Here's Dr. Eric Racine giving a lecture called "Ethics and the Public Understanding of Neuroscience: Perspectives from the Media" in June at a conference.
It's 5:30 minutes in before Racine describes what neuroethics is: an interdisciplinary effort to improve patient outcomes through, e.g. neural imaging. Far from fretting about the degree to which mental function relies upon biology (although at 14 minutes in, he derides media oversimplification of the mind-brain relation), this effort is eminently practical: what does science tell us, and how do practitioners end up using this given the information being fed to them? Racine's concern here is not only what technology is available but on how it is marketed, and consequently how technology might be misused given misconceptions in the media: "The media could act as a source of ethical challenges and harms, but also as a source of ethical duties and benefits."
If this all sounds rather mundane to you philosophy fans grown to contemplate Descartes's radical doubt and Schopenhauer's concept of the world as Will, it should. One of the criticisms of Churchland that I found telling was that her work isn't original, and thus isn't important. As a philosopher, she's not actually out there performing experiments, i.e. doing science, and neither is she inventing (with this book, anyway) a fundamentally new way of thinking about ethics: her philosophical foundations are in Aristotle and Hume, and Braintrust
It's the "originality" claim that I want to take issue with here. The picture is of an intellectual landscape where good ideas float to the top, instantly accessible to all.
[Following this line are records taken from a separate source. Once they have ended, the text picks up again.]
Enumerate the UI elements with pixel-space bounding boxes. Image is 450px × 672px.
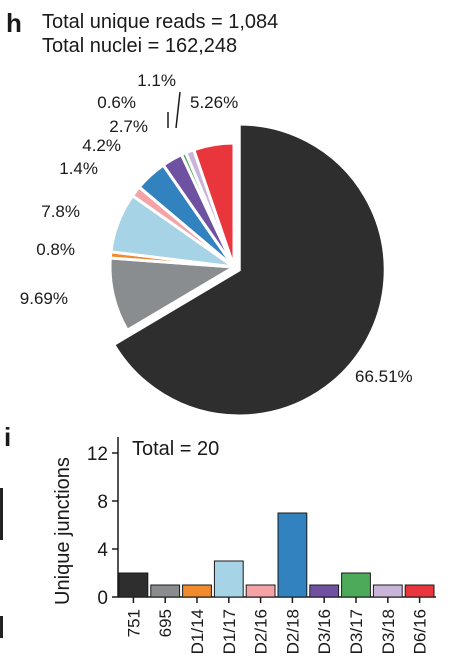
bar-751 — [118, 572, 149, 598]
pie-label-10: 5.26% — [190, 93, 238, 112]
pie-leader-9 — [175, 91, 181, 129]
pie-label-7: 2.7% — [109, 117, 148, 136]
pie-label-8: 0.6% — [97, 93, 136, 112]
y-axis-label: Unique junctions — [52, 457, 74, 605]
bar-D3-16 — [309, 584, 340, 598]
y-tick-label-12: 12 — [87, 444, 108, 465]
x-tick-label-6: D2/18 — [283, 609, 302, 654]
y-tick-label-8: 8 — [97, 492, 108, 513]
header-total-reads: Total unique reads = 1,084 — [42, 11, 279, 33]
bar-D1-14 — [182, 584, 212, 598]
pie-chart: 66.51% 9.69% 0.8% 7.8% 1.4% 4.2%2.7% 0.6%1.1% 5… — [20, 71, 413, 418]
y-tick-label-0: 0 — [97, 588, 108, 609]
bar-D1-17 — [213, 560, 244, 598]
pie-slice-1 — [111, 122, 387, 418]
bar-D2-16 — [245, 584, 276, 598]
x-tick-label-2: 695 — [156, 609, 175, 637]
pie-label-2: 9.69% — [20, 289, 68, 308]
pie-label-6: 4.2% — [82, 136, 121, 155]
pie-label-3: 0.8% — [36, 240, 75, 259]
x-tick-label-4: D1/17 — [220, 609, 239, 654]
pie-label-9: 1.1% — [137, 71, 176, 90]
y-tick-label-4: 4 — [97, 540, 108, 561]
x-tick-label-1: 751 — [124, 609, 143, 637]
pie-label-1: 66.51% — [355, 367, 413, 386]
total-annotation: Total = 20 — [132, 438, 219, 460]
bar-D3-17 — [341, 572, 371, 598]
left-edge-mark-bottom — [0, 616, 3, 638]
x-tick-label-3: D1/14 — [188, 609, 207, 654]
bar-695 — [150, 584, 181, 598]
panel-letter-h: h — [6, 8, 22, 38]
x-tick-label-8: D3/17 — [347, 609, 366, 654]
bar-D6-16 — [404, 584, 435, 598]
x-tick-label-7: D3/16 — [315, 609, 334, 654]
x-tick-label-10: D6/16 — [411, 609, 430, 654]
pie-label-4: 7.8% — [41, 202, 80, 221]
pie-label-5: 1.4% — [59, 159, 98, 178]
x-tick-label-5: D2/16 — [252, 609, 271, 654]
pie-slice-10 — [191, 141, 236, 268]
bar-D3-18 — [372, 584, 403, 598]
header-total-nuclei: Total nuclei = 162,248 — [42, 35, 238, 57]
panel-letter-i: i — [4, 422, 12, 452]
x-tick-label-9: D3/18 — [379, 609, 398, 654]
left-edge-mark-top — [0, 488, 3, 540]
bar-D2-18 — [277, 512, 308, 598]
I think this picture is based on a model of a closed academic establishment where the smartest people are put in positions of influence, so that when they put forward a truly novel position, everyone else reads about it, and so the intellectual culture advances. Any historical knowledge, of course, belies that, for just as with art, greatness comes from all corners and is more often than not unrecognized, such that good ideas, if they come to the surface at all, are usually popularized by those who did not originate them, are subject to arbitrary political pressures, and may lie dormant for centuries.
In an area of actual practice rather than mere academic study, this becomes much more acute: media and market forces often determine what ideas go where. My day job is in technology transfer communications in the transportation sector. For instance, if a state agency uses several thousand dollars to fund a study that develops an improvement in the asphalt mix recipe for pavement used in certain conditions, without action to communicate (i.e. to market) that research, even within a pretty small group of practitioners, the advance will not actually be implemented in the construction of new roads.
Racine here is concerned with medical advances, and in that case, even with professional medical associations and government regulations, there is a great deal of chaos in how advances get promulgated. For a well-known academic like Churchland to "go broad" and synthesize research by authors in different branches of science (neurology, evolutionary biology, genetics, animal behavior, etc.) is to make a positive contribution to human knowledge even if not a word of her book is original: synthesis is a legitimate and useful academic enterprise. Then again, if you're just doing "pure philosophy" for your own edification and have no concern with improving how things are done in the world, and you have the time to go read all the disparate sources she draws upon yourself, and in fact don't need someone like her to guide you to that source material, then I'm very impressed with you. Nice job!